Well, I saw Where the Wild Things Are a few hours ago, and I felt like sharing my thoughts. I just ripped my super-long comment from
io9 with a few edits, although since this is my blog now and I no longer have any real desire to make this civil, there's a little bit of rant in here.
I got a very different read off this movie than many people did (most felt it was extremely nihilistic, depressing and pointless). Personally, it gave me a similar feeling as that of the book. Max is a brat, he goes to Where the Wild Things Are, becomes discontent and then goes home feeling relieved and renewed to find that he still has a mother that loves him and still has a place to come home to.
Other than the direction Eggers and Jonze took with the Wild Things, they kind of just fleshed it out with more gruesome details of growing up. I personally felt that his journey to WTWTA became a learning experience, that people are just going to be what they are and not being comfortable with yourself makes matters worse. Even though Carol's response to "I'm Max" was "well that's not very much," I felt like it became a turning point for him. No, it's not a lot to other people. But it will make you happier if you accept that, and make other people easier to deal with. After that moment, he goes home, and finds comfort there after facing the hardships he knows he'll have to deal with in coming to terms with other people, who are generally shitty. His mother loves him no matter what, she'll stay up late waiting for him and still have warm dinner for him: it's an affirmation that he'll be accepted by the people he does care about, just by being himself.
I thought the music and visuals were fantastic, and furthermore the scenes with the Wild Things themselves resonated with me. Their emotional reactions to meaningless things like throwing dirt clods or playing favorites or not stepping on someone's head because it would give them the satisfaction of martyrdom resonate with me, because I've been in circumstances where people have acted like that, and pared down in this way you realize how stupid those situations are.
No, Max does not make things better for the Wild Things. He didn't in the book either. Maybe they became better after he left because they learned how to be comfortable with themselves, maybe they didn't. In the book, they were still the same Wild Things after he left (although to be honest, it really doesn't matter if this movie "stayed true" to the book, for obvious reasons). For me, what happened to them wasn't really even the point. They were just archetypes for Max to learn to cope with, and his version of coping was, "fuck them, I'm just going to be Max." Personally, I like that message.

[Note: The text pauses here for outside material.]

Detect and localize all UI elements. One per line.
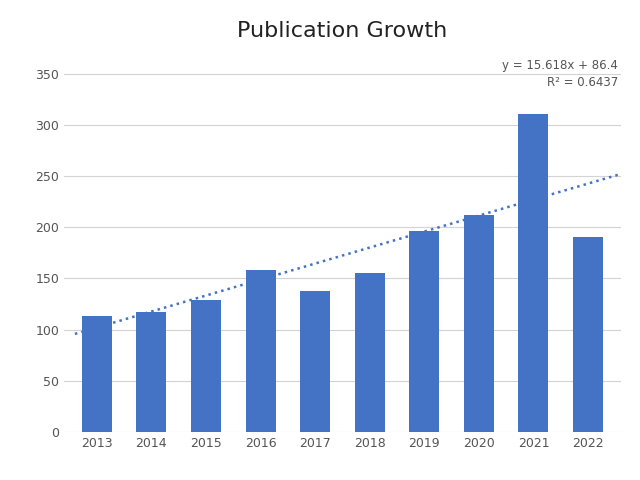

I understand the whole, "well it's adapted from a kid's book, why isn't it a kid's movie?" logic, but why can't a kid's book be adapted into an adult movie? Especially a kid's book whose original audience is now all grown up? Seriously. It's Eggers and Jonze. You must be joking. I can't even work up enough spite to properly voice how irritating it is that people follow that train of thought. Use your fucking brains, people.
DAVE EGGERS.
SPIKE JONZE. Even knowing the
basic gist of the kinds of movies Jonze has directed and the kinds of books Eggers has written should have been sounding alarm bells off in your hollow little heads. And even if you live under a rock and have NEVER heard of either of these people or their work, maybe all the hype about this movie and how maybe it's NOT good for kids should have been enough? Shouldn't you be reading reviews for the movies you take your small children to anyway instead of mindlessly consuming what is marketed at their target demographic (which leads me to a small tangent, which is that marketing this as a children's movie was misleading, so maybe I should be a little less harsh on some of the thoughtless humans that spawn kids these days)?

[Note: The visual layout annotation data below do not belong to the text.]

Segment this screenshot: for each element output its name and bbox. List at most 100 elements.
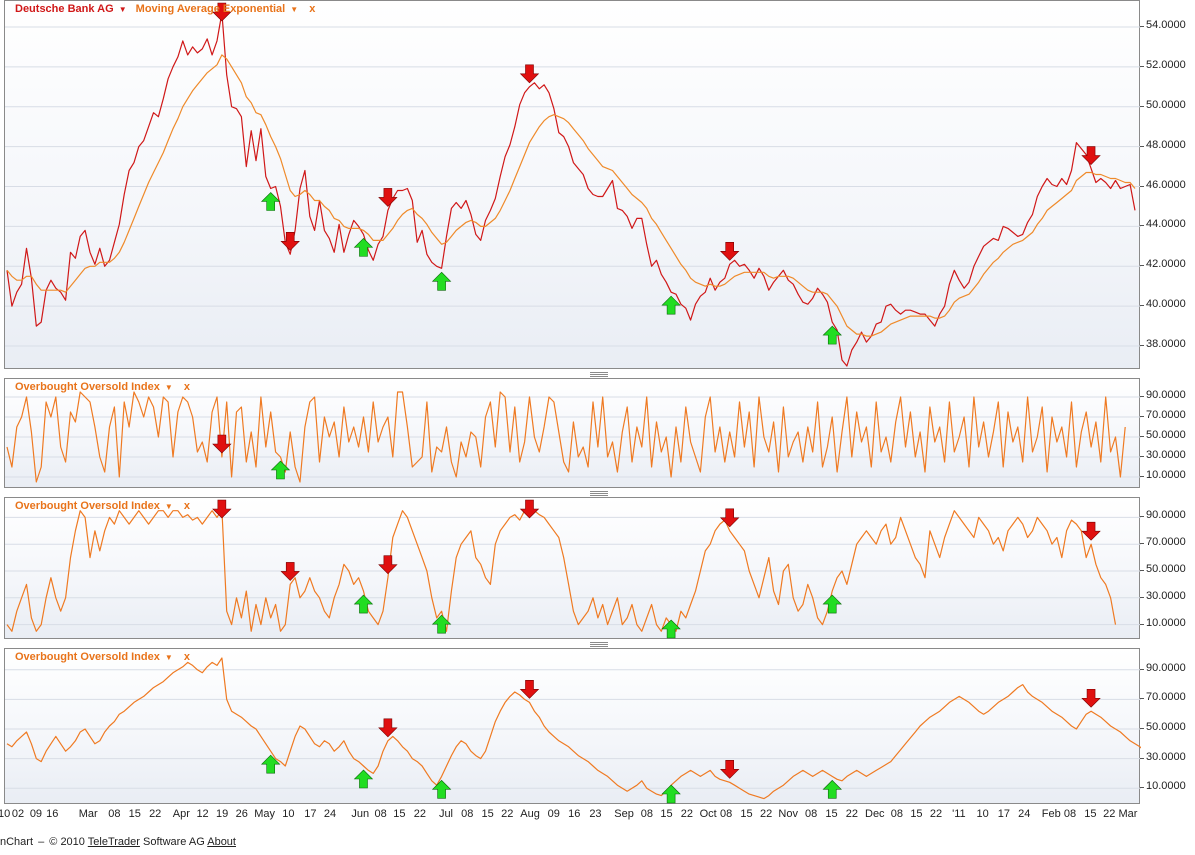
- panel-splitter-3[interactable]: [590, 642, 608, 647]
- oscillator-line: [6, 506, 1117, 632]
- x-tick-label: 22: [929, 808, 943, 820]
- footer: nChart – © 2010 TeleTrader Software AG A…: [0, 836, 236, 848]
- buy-signal-arrow: [822, 779, 842, 799]
- oscillator-3-y-axis: 90.0000 70.0000 50.0000 30.0000 10.0000: [1140, 648, 1195, 804]
- panel-splitter-1[interactable]: [590, 372, 608, 377]
- x-tick-label: 22: [845, 808, 859, 820]
- y-tick-label: 44.0000: [1146, 218, 1186, 231]
- sell-signal-arrow: [280, 232, 300, 251]
- oscillator-3-close-icon[interactable]: x: [183, 651, 191, 663]
- y-tick-label: 50.0000: [1146, 98, 1186, 111]
- y-tick-mark: [1140, 65, 1144, 67]
- buy-signal-arrow: [822, 594, 842, 614]
- y-tick-mark: [1140, 105, 1144, 107]
- y-tick-label: 10.0000: [1146, 780, 1186, 793]
- x-tick-label: 08: [1063, 808, 1077, 820]
- x-tick-label: 15: [481, 808, 494, 820]
- x-tick-label: Mar: [1118, 808, 1138, 820]
- y-tick-label: 42.0000: [1146, 258, 1186, 271]
- x-tick-label: Dec: [865, 808, 885, 820]
- y-tick-mark: [1140, 476, 1144, 477]
- x-tick-label: 15: [1084, 808, 1097, 820]
- buy-signal-arrow: [431, 271, 452, 291]
- x-tick-label: 09: [29, 808, 43, 820]
- y-tick-mark: [1140, 145, 1144, 147]
- y-tick-label: 30.0000: [1146, 750, 1186, 763]
- x-tick-label: 19: [216, 808, 229, 820]
- x-tick-label: Sep: [614, 808, 634, 820]
- buy-signal-arrow: [431, 614, 452, 634]
- chart-title[interactable]: Deutsche Bank AG: [15, 3, 114, 15]
- oscillator-1-title[interactable]: Overbought Oversold Index: [15, 381, 160, 393]
- x-tick-label: Oct: [699, 808, 717, 820]
- x-tick-label: 09: [547, 808, 560, 820]
- buy-signal-arrow: [431, 779, 452, 799]
- y-tick-label: 48.0000: [1146, 138, 1186, 151]
- x-tick-label: Feb: [1041, 808, 1061, 820]
- oscillator-2-dropdown-icon[interactable]: ▼: [164, 502, 173, 511]
- x-tick-label: 15: [825, 808, 838, 820]
- x-tick-label: Aug: [520, 808, 540, 820]
- oscillator-3-title[interactable]: Overbought Oversold Index: [15, 651, 160, 663]
- oscillator-2-y-axis: 90.0000 70.0000 50.0000 30.0000 10.0000: [1140, 497, 1195, 639]
- x-tick-label: 02: [11, 808, 25, 820]
- oscillator-2-close-icon[interactable]: x: [183, 500, 191, 512]
- panel-splitter-2[interactable]: [590, 491, 608, 496]
- sell-signal-arrow: [519, 680, 540, 699]
- y-tick-mark: [1140, 516, 1144, 518]
- y-tick-mark: [1140, 345, 1144, 347]
- y-tick-mark: [1140, 305, 1144, 307]
- price-panel: Deutsche Bank AG ▼ Moving Average Expone…: [4, 0, 1141, 369]
- price-plot: [5, 2, 1141, 367]
- x-tick-label: 22: [149, 808, 162, 820]
- oscillator-1-close-icon[interactable]: x: [183, 381, 191, 393]
- chart-title-dropdown-icon[interactable]: ▼: [118, 5, 127, 14]
- buy-signal-arrow: [661, 619, 681, 639]
- teletrader-link[interactable]: TeleTrader: [87, 836, 140, 848]
- indicator-title[interactable]: Moving Average Exponential: [135, 3, 286, 15]
- y-tick-label: 90.0000: [1146, 509, 1186, 522]
- sell-signal-arrow: [212, 434, 232, 454]
- x-tick-label: Jul: [438, 808, 453, 820]
- oscillator-plot-2: [5, 499, 1141, 639]
- oscillator-panel-2-title: Overbought Oversold Index ▼ x: [15, 500, 190, 512]
- y-tick-mark: [1140, 728, 1144, 729]
- x-tick-label: 08: [890, 808, 903, 820]
- x-tick-label: 26: [235, 808, 248, 820]
- y-tick-mark: [1140, 570, 1144, 571]
- x-tick-label: 16: [46, 808, 59, 820]
- y-tick-label: 90.0000: [1146, 389, 1186, 401]
- x-tick-label: 08: [640, 808, 654, 820]
- x-tick-label: May: [254, 808, 276, 820]
- y-tick-label: 50.0000: [1146, 721, 1186, 733]
- y-tick-mark: [1140, 185, 1144, 187]
- oscillator-panel-1-title: Overbought Oversold Index ▼ x: [15, 381, 190, 393]
- x-tick-label: 08: [461, 808, 474, 820]
- y-tick-mark: [1140, 698, 1144, 700]
- y-tick-label: 30.0000: [1146, 449, 1186, 461]
- oscillator-1-dropdown-icon[interactable]: ▼: [164, 383, 173, 392]
- x-tick-label: 22: [680, 808, 694, 820]
- oscillator-1-y-axis: 90.0000 70.0000 50.0000 30.0000 10.0000: [1140, 378, 1195, 488]
- ema-line: [6, 54, 1136, 337]
- y-tick-label: 10.0000: [1146, 469, 1186, 481]
- footer-company-rest: Software AG: [143, 836, 205, 848]
- buy-signal-arrow: [353, 237, 374, 257]
- x-tick-label: Mar: [78, 808, 98, 820]
- buy-signal-arrow: [353, 594, 374, 614]
- x-tick-label: 22: [1103, 808, 1116, 820]
- indicator-dropdown-icon[interactable]: ▼: [290, 5, 299, 14]
- y-tick-label: 70.0000: [1146, 691, 1186, 704]
- y-tick-label: 70.0000: [1146, 536, 1186, 549]
- oscillator-3-dropdown-icon[interactable]: ▼: [164, 653, 173, 662]
- x-tick-label: 15: [660, 808, 673, 820]
- about-link[interactable]: About: [207, 836, 236, 848]
- sell-signal-arrow: [719, 759, 740, 779]
- y-tick-label: 70.0000: [1146, 409, 1186, 421]
- oscillator-2-title[interactable]: Overbought Oversold Index: [15, 500, 160, 512]
- oscillator-line: [6, 657, 1141, 800]
- price-y-axis: 54.0000 52.0000 50.0000 48.0000 46.0000 44.00…: [1140, 0, 1195, 369]
- y-tick-mark: [1140, 757, 1144, 759]
- y-tick-mark: [1140, 25, 1144, 27]
- indicator-close-icon[interactable]: x: [309, 3, 316, 15]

And people. Adaptation and Being John Malkovich were
CHARLIE KAUFMAN. Jonze
directed them, he did not write them. This is ostensibly the first movie he's ever co-written as far as I know (I haven't checked
IMDb to be sure). Please, separate the two if you can spare the brain power. They are not the same person. WTWTA is not a continuation of Jonze's typical themes
because the themes in the aforementioned films were not his. Also, if you had ever read Eggers you would realize that he had a very heavy hand in the script, which does not read like a Kaufman script. The cinematic style is obviously comparable, but the form that the content takes is very different. BLARGH end of nerd rage.

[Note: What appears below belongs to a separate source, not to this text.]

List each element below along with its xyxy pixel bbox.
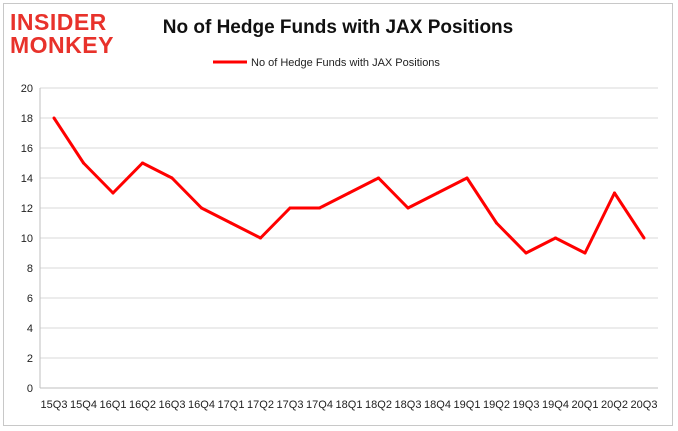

I dunno, I didn't quite get the same nihilistic feeling from this movie as so many others did. And I guess if an indie rock musical score = too much hipster, then you're going to go into this movie hating it anyway. I am so fucking tired of someone shouting "HIPSTER!!" and then everyone else around them going "YEAH FUCK THAT." What the fuck do you mean? What kind of defense is that? It's the same as seeing someone reading some obscure hard scifi and going "NERD!!" It's the most poisonous kind of bandwagoning that will actually keep people from experiencing something they may like for fear of being labeled something the cool kids spurn ("cool kids" being in reference to your personal peer group, I don't necessarily mean the societal zeitgeist of "cool"). It leaves a sour taste in my mouth just thinking of people like that.
ANYWAY. All in all, I didn't absolutely lovelovelove the movie, but I liked it a lot and I was very glad I saw it. It was beautiful, striking, thought-provoking and felt very real to me. It reminded me of the book in a lot of ways, but maybe I was just a fucked up kid. Go see it, and if you hate it, you are absolutely welcome to and now you actually have your very own opinion about it! Isn't that magical? Now shut the fuck up already.